Позатихла толпа, призадумалась; стали люди друг со другом перешептываться, толкотня поднялась среди жалобщиков: каждый хотел наперед других к боярину подойти. Тут, вестимо, сильный слабого затирал и назад осаживал. Увидя то, Алексей Адашев опять голос подал:

– Выходите вперед старые да недужные! Кто всех дряхлее или недужнее, тот пускай первый говорит.

Стали сквозь толпу пробираться к боярину старцы да больные; окинул их Алексей Адашев глазом зорким и выбрал одного старца ветхого, в сединах белее снега зимнего, со станом, годами долгими согнутым. Кивнул ему головой царский окольничий и к себе позвал.
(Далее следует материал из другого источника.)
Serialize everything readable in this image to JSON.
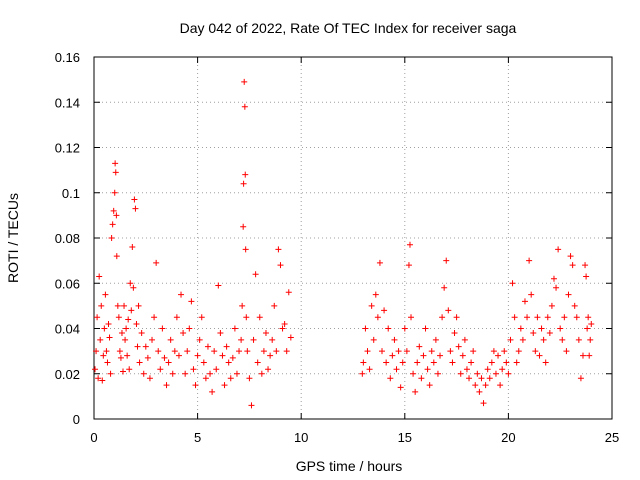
{
  "chart_data": {
    "type": "scatter",
    "title": "Day 042 of 2022, Rate Of TEC Index for receiver saga",
    "xlabel": "GPS time / hours",
    "ylabel": "ROTI / TECUs",
    "xlim": [
      0,
      25
    ],
    "ylim": [
      0,
      0.16
    ],
    "xticks": [
      0,
      5,
      10,
      15,
      20,
      25
    ],
    "xtick_labels": [
      "0",
      "5",
      "10",
      "15",
      "20",
      "25"
    ],
    "yticks": [
      0,
      0.02,
      0.04,
      0.06,
      0.08,
      0.1,
      0.12,
      0.14,
      0.16
    ],
    "ytick_labels": [
      "0",
      "0.02",
      "0.04",
      "0.06",
      "0.08",
      "0.1",
      "0.12",
      "0.14",
      "0.16"
    ],
    "grid": true,
    "marker": "+",
    "color": "#ff0000",
    "series": [
      {
        "name": "ROTI",
        "points": [
          [
            0.05,
            0.022
          ],
          [
            0.1,
            0.03
          ],
          [
            0.15,
            0.045
          ],
          [
            0.2,
            0.018
          ],
          [
            0.25,
            0.063
          ],
          [
            0.3,
            0.035
          ],
          [
            0.35,
            0.05
          ],
          [
            0.4,
            0.017
          ],
          [
            0.45,
            0.028
          ],
          [
            0.5,
            0.04
          ],
          [
            0.55,
            0.055
          ],
          [
            0.6,
            0.03
          ],
          [
            0.65,
            0.025
          ],
          [
            0.7,
            0.042
          ],
          [
            0.75,
            0.036
          ],
          [
            0.8,
            0.02
          ],
          [
            0.85,
            0.08
          ],
          [
            0.9,
            0.086
          ],
          [
            0.95,
            0.092
          ],
          [
            1.0,
            0.1
          ],
          [
            1.02,
            0.113
          ],
          [
            1.05,
            0.109
          ],
          [
            1.08,
            0.09
          ],
          [
            1.1,
            0.072
          ],
          [
            1.15,
            0.05
          ],
          [
            1.2,
            0.045
          ],
          [
            1.25,
            0.03
          ],
          [
            1.3,
            0.027
          ],
          [
            1.35,
            0.038
          ],
          [
            1.4,
            0.021
          ],
          [
            1.45,
            0.05
          ],
          [
            1.5,
            0.035
          ],
          [
            1.55,
            0.04
          ],
          [
            1.6,
            0.028
          ],
          [
            1.65,
            0.044
          ],
          [
            1.7,
            0.022
          ],
          [
            1.75,
            0.06
          ],
          [
            1.8,
            0.048
          ],
          [
            1.85,
            0.076
          ],
          [
            1.9,
            0.058
          ],
          [
            1.95,
            0.097
          ],
          [
            2.0,
            0.093
          ],
          [
            2.05,
            0.042
          ],
          [
            2.1,
            0.032
          ],
          [
            2.15,
            0.05
          ],
          [
            2.2,
            0.025
          ],
          [
            2.3,
            0.038
          ],
          [
            2.4,
            0.02
          ],
          [
            2.5,
            0.032
          ],
          [
            2.6,
            0.027
          ],
          [
            2.7,
            0.018
          ],
          [
            2.8,
            0.035
          ],
          [
            2.9,
            0.045
          ],
          [
            3.0,
            0.069
          ],
          [
            3.1,
            0.03
          ],
          [
            3.2,
            0.022
          ],
          [
            3.3,
            0.04
          ],
          [
            3.4,
            0.027
          ],
          [
            3.5,
            0.015
          ],
          [
            3.6,
            0.025
          ],
          [
            3.7,
            0.035
          ],
          [
            3.8,
            0.02
          ],
          [
            3.9,
            0.03
          ],
          [
            4.0,
            0.045
          ],
          [
            4.1,
            0.028
          ],
          [
            4.2,
            0.055
          ],
          [
            4.3,
            0.038
          ],
          [
            4.4,
            0.02
          ],
          [
            4.5,
            0.03
          ],
          [
            4.6,
            0.04
          ],
          [
            4.7,
            0.052
          ],
          [
            4.8,
            0.022
          ],
          [
            4.9,
            0.015
          ],
          [
            5.0,
            0.028
          ],
          [
            5.1,
            0.035
          ],
          [
            5.2,
            0.045
          ],
          [
            5.3,
            0.025
          ],
          [
            5.4,
            0.018
          ],
          [
            5.5,
            0.032
          ],
          [
            5.6,
            0.02
          ],
          [
            5.7,
            0.012
          ],
          [
            5.8,
            0.03
          ],
          [
            5.9,
            0.022
          ],
          [
            6.0,
            0.059
          ],
          [
            6.1,
            0.038
          ],
          [
            6.2,
            0.028
          ],
          [
            6.3,
            0.015
          ],
          [
            6.4,
            0.032
          ],
          [
            6.5,
            0.025
          ],
          [
            6.6,
            0.018
          ],
          [
            6.7,
            0.027
          ],
          [
            6.8,
            0.04
          ],
          [
            6.9,
            0.02
          ],
          [
            7.0,
            0.03
          ],
          [
            7.1,
            0.035
          ],
          [
            7.15,
            0.05
          ],
          [
            7.2,
            0.085
          ],
          [
            7.22,
            0.104
          ],
          [
            7.25,
            0.149
          ],
          [
            7.28,
            0.138
          ],
          [
            7.3,
            0.108
          ],
          [
            7.32,
            0.075
          ],
          [
            7.35,
            0.045
          ],
          [
            7.4,
            0.03
          ],
          [
            7.5,
            0.018
          ],
          [
            7.6,
            0.006
          ],
          [
            7.7,
            0.035
          ],
          [
            7.8,
            0.064
          ],
          [
            7.9,
            0.025
          ],
          [
            8.0,
            0.045
          ],
          [
            8.1,
            0.02
          ],
          [
            8.2,
            0.03
          ],
          [
            8.3,
            0.038
          ],
          [
            8.4,
            0.022
          ],
          [
            8.5,
            0.028
          ],
          [
            8.6,
            0.035
          ],
          [
            8.7,
            0.05
          ],
          [
            8.8,
            0.03
          ],
          [
            8.9,
            0.075
          ],
          [
            9.0,
            0.068
          ],
          [
            9.1,
            0.04
          ],
          [
            9.2,
            0.042
          ],
          [
            9.3,
            0.03
          ],
          [
            9.4,
            0.056
          ],
          [
            9.5,
            0.036
          ],
          [
            12.95,
            0.02
          ],
          [
            13.0,
            0.025
          ],
          [
            13.1,
            0.04
          ],
          [
            13.2,
            0.03
          ],
          [
            13.3,
            0.022
          ],
          [
            13.4,
            0.05
          ],
          [
            13.5,
            0.035
          ],
          [
            13.6,
            0.055
          ],
          [
            13.7,
            0.045
          ],
          [
            13.8,
            0.069
          ],
          [
            13.9,
            0.03
          ],
          [
            14.0,
            0.048
          ],
          [
            14.1,
            0.025
          ],
          [
            14.2,
            0.04
          ],
          [
            14.3,
            0.018
          ],
          [
            14.4,
            0.028
          ],
          [
            14.5,
            0.035
          ],
          [
            14.6,
            0.022
          ],
          [
            14.7,
            0.03
          ],
          [
            14.8,
            0.014
          ],
          [
            14.9,
            0.025
          ],
          [
            15.0,
            0.04
          ],
          [
            15.1,
            0.03
          ],
          [
            15.2,
            0.068
          ],
          [
            15.25,
            0.077
          ],
          [
            15.3,
            0.045
          ],
          [
            15.4,
            0.02
          ],
          [
            15.5,
            0.012
          ],
          [
            15.6,
            0.025
          ],
          [
            15.7,
            0.032
          ],
          [
            15.8,
            0.018
          ],
          [
            15.9,
            0.028
          ],
          [
            16.0,
            0.04
          ],
          [
            16.1,
            0.022
          ],
          [
            16.2,
            0.015
          ],
          [
            16.3,
            0.03
          ],
          [
            16.4,
            0.025
          ],
          [
            16.5,
            0.035
          ],
          [
            16.6,
            0.02
          ],
          [
            16.7,
            0.028
          ],
          [
            16.8,
            0.045
          ],
          [
            16.9,
            0.058
          ],
          [
            17.0,
            0.07
          ],
          [
            17.1,
            0.048
          ],
          [
            17.2,
            0.03
          ],
          [
            17.3,
            0.025
          ],
          [
            17.4,
            0.038
          ],
          [
            17.5,
            0.045
          ],
          [
            17.6,
            0.032
          ],
          [
            17.7,
            0.02
          ],
          [
            17.8,
            0.028
          ],
          [
            17.9,
            0.035
          ],
          [
            18.0,
            0.022
          ],
          [
            18.1,
            0.018
          ],
          [
            18.2,
            0.025
          ],
          [
            18.3,
            0.03
          ],
          [
            18.4,
            0.015
          ],
          [
            18.5,
            0.02
          ],
          [
            18.6,
            0.012
          ],
          [
            18.7,
            0.018
          ],
          [
            18.8,
            0.007
          ],
          [
            18.9,
            0.015
          ],
          [
            19.0,
            0.022
          ],
          [
            19.1,
            0.018
          ],
          [
            19.2,
            0.025
          ],
          [
            19.3,
            0.03
          ],
          [
            19.4,
            0.02
          ],
          [
            19.5,
            0.028
          ],
          [
            19.6,
            0.015
          ],
          [
            19.7,
            0.022
          ],
          [
            19.8,
            0.03
          ],
          [
            19.9,
            0.025
          ],
          [
            20.0,
            0.02
          ],
          [
            20.1,
            0.035
          ],
          [
            20.2,
            0.06
          ],
          [
            20.3,
            0.045
          ],
          [
            20.4,
            0.025
          ],
          [
            20.5,
            0.03
          ],
          [
            20.6,
            0.04
          ],
          [
            20.7,
            0.035
          ],
          [
            20.8,
            0.052
          ],
          [
            20.9,
            0.045
          ],
          [
            21.0,
            0.07
          ],
          [
            21.1,
            0.055
          ],
          [
            21.2,
            0.038
          ],
          [
            21.3,
            0.03
          ],
          [
            21.4,
            0.045
          ],
          [
            21.5,
            0.028
          ],
          [
            21.6,
            0.04
          ],
          [
            21.7,
            0.035
          ],
          [
            21.8,
            0.025
          ],
          [
            21.9,
            0.045
          ],
          [
            22.0,
            0.038
          ],
          [
            22.1,
            0.05
          ],
          [
            22.2,
            0.062
          ],
          [
            22.3,
            0.058
          ],
          [
            22.4,
            0.075
          ],
          [
            22.5,
            0.04
          ],
          [
            22.6,
            0.035
          ],
          [
            22.7,
            0.045
          ],
          [
            22.8,
            0.03
          ],
          [
            22.9,
            0.055
          ],
          [
            23.0,
            0.072
          ],
          [
            23.1,
            0.068
          ],
          [
            23.2,
            0.05
          ],
          [
            23.3,
            0.045
          ],
          [
            23.4,
            0.035
          ],
          [
            23.5,
            0.018
          ],
          [
            23.6,
            0.028
          ],
          [
            23.7,
            0.068
          ],
          [
            23.75,
            0.063
          ],
          [
            23.8,
            0.04
          ],
          [
            23.85,
            0.045
          ],
          [
            23.9,
            0.028
          ],
          [
            23.95,
            0.035
          ],
          [
            24.0,
            0.042
          ]
        ]
      }
    ]
  }
}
– Говори, старче, в чем твоя жалоба?

Прослезился старик, кое-как поклонился, сколько спина дозволила, и начал шамкать голосом дрожащим:

– Дай тебе, Господи, долго на свете жить, заступник наш батюшка, окольничий царский… Ишь, ты как ласково пытаешь, как скоро к себе допускаешь народ православный. Чай, к дьякам да приказным без гривны иль полтины не доберешься.

Спасибо тебе, батюшка; ради Господа Христа рассуди ты мое дело, оборони от обидчика.

– Говори, говори, дедушка, – поторопил его Алексей Адашев. – Ишь, ведь еще сколько дожидается народу.

– Поспешаю, поспешаю, батюшка! Ох, и недолго мне говорить про напасть мою, и не мудрена напасть моя, а все же тяжка она и великим позором покрыла седину мою.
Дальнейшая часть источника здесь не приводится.